İnanılmaz gerçekler
Berrin Türkoğlu
Benim yaşadığım mucize benimle başlayıp benimle bitmemiş. Türkiye'nin her köşesinde belki de dünyanın her köşesinde yaşanıyor.
Beş yıl öncesine kadar ölümün bu kadar acıdan sonra bir gün benim de başıma gelebileceğini hiç aklıma getirmemiştim. O gün kızımın göz ameliyatı vardı. Bu nedenle çok sıkıntılı ve panik içindeydim. Kızıma ameliyat sonrası moralini yüksek tutması için çok istediği bisikleti almak üzere panik içinde çarşıya gittim.
Ameliyata yetişmek için çok acele ediyordum. Caddenin karşısındaki mağazaya bakarak geçiyordum ki nerden çıktığını anlamadığım bir arabanın kornaya basarak üzerime geldiğini gördüm. Havalandım. Sonrasında ise yerde yüzükoyun yatan bedenimi ve çevresinde toplanan insanları gördüm. Bana ne olmuştu da ikiye bölünmüştüm. Yerde yatan ben ve onu biraz yukarısından seyreden de yine bendim.
Hiç acı hissetmiyordum. Kendimi çok hafif ve şaşkın hissederken birden parlak bir topun içine girdim. Top içinde gittikçe büyüyerek yükselmeye başladım. Kendimi çok güzel bir bahçede bulduğumda iliklerime kadar bir sevinç duygusu kapladı. Nerede olduğumu düşünürken birden üç yıl önce ölen eşimi gördüm. Işıklar içindeydi ve olduğundan daha da gençleşmişti. Aramızda oluşan çizgi şeklindeki ışığın arkasında bana gülümsüyordu. Aklımdan, "Sen ölmüştün!" diye geçirdiğimde eşimin ağzını açmadan beynime yolladığı
cümleler beni çok etkiledi. Karım bana, "Senin buraya gelmek için henüz vaktin dolmadı. Kızımızın yanında olman lazım," dedi.
O sırada çok daha fazla ışığa sahip olan iki varlık, eşimle benim aramda belirdiler. Bana geldiğim ışık topunu göstererek içine bakmamı istediler. Baktığımda hastanede yatan bedenimi gördüm. Kalabalık bir doktor gurubu benimle uğraşıyorlardı. Biraz daha yaklaşmak istedim. Gördüğüm manzara korkunçtu. Kulağım ve yüzümün sağ tarafı parçalanmıştı. Birden aklıma kızım geldi; o nasıldı? Düşündüğüm anda kızımın yanında oldum. Garip bir durum yaşıyordum. Hareket kabiliyetim çok hızlanmış, ne düşünürsem ya da nereyi düşünürsem orada olabiliyordum. Bir ışık, bir enerji bedenine sahiptim.

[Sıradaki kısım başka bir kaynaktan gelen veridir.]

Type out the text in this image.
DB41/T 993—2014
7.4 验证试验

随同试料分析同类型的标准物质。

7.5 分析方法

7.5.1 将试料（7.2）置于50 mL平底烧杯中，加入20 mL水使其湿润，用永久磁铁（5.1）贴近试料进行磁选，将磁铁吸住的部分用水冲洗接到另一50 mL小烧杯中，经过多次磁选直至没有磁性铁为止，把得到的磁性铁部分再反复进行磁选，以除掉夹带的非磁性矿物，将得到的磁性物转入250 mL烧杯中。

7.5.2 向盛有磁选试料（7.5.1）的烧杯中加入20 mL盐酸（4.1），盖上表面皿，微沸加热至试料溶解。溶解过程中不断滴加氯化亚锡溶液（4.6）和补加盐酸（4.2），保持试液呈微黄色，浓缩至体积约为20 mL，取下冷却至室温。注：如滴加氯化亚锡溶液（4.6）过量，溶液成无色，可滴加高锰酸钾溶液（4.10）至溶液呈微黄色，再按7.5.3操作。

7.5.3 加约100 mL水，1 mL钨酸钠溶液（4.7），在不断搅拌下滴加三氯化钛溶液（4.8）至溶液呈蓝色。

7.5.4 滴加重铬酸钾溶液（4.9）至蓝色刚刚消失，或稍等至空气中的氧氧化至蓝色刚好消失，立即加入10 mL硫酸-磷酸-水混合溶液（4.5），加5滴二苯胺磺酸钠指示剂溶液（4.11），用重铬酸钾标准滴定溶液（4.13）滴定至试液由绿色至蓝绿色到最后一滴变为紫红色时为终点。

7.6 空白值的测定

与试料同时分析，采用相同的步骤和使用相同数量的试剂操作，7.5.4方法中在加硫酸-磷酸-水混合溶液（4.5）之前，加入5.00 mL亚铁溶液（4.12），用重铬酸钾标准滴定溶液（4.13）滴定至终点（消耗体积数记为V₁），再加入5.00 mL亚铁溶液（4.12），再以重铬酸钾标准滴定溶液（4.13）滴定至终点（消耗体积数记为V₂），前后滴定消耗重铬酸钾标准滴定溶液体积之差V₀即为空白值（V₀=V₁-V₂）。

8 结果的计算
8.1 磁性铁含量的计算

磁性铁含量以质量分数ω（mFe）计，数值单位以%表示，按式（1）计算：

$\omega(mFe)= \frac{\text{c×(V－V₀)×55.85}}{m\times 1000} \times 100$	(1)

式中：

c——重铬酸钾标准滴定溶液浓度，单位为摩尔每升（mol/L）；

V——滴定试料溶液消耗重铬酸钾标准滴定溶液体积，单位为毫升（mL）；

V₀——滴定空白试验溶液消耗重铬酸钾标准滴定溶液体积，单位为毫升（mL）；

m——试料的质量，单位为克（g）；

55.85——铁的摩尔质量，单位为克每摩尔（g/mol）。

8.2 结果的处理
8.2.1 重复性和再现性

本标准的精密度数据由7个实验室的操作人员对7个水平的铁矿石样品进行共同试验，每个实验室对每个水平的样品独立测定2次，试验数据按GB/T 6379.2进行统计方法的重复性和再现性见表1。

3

Kızıma yaklaştığımda ışıklı bir bedenin kızımın yanında olduğunu gördüm. Işık şekillenmeye başlamıştı. Canım karım kızımızın baş ucunda duruyor dikkatle ameliyatı izliyordu. Yüzündeki ifade korku ya da merak değil, özlem dolu bir ifadeydi. Sağlığında hiç üzerinden çıkarmadığı sarı montuna sarılmış öylece ışıklar içinde duruyordu.
Ben yaşayacak mıydım, yoksa kızımızı yapayalnız bırakıp ışıklı dünyaya mı gidecektim? Bunları düşündüğümde yine bedenimin üzerinde buldum kendimi. Yukarıdan seyrettiğim bedenime doğru kaymaya başladım.
Kendime geldiğimde sargılar içinde olan yüzümün acısı ile gözümü açtım. Kızım ameliyatlı gözü sargılar içinde elimi tutarak ağlıyordu. "İkimiz de kurtulduk, kızım. Artık kötü olan her şey geride kaldı. Ağlama, seni hiç yalnız bırakmayacağım, hep yanımda olacağım," dediğimde kızım bana, "Baba, beni çok korkuttun!" dedi ve sözlerine şunları ilave etti:
"Ameliyat sırasında rüyamda annemi gördüm. Ben ameliyat olurken hep yanımda durdu. Üzerinde ise sarı montu vardı," dedi. Gözlerimden akan yaşlara hakim olamayarak kızımın elini sıktım ve ona, "Biliyorum, kızım. Annen bizi hiç bırakmadı. Hep bizimle," dedim. Başka ne diyebilirdim ki? Yaşadıklarımın tek şahidi bendim. Görevim bittiğinde yanma gideceğim kanma, her gece orada makbul olan ışığının bol olması için dualarımla sevgimi yolluyorum. Nurlar içinde ol canım karım.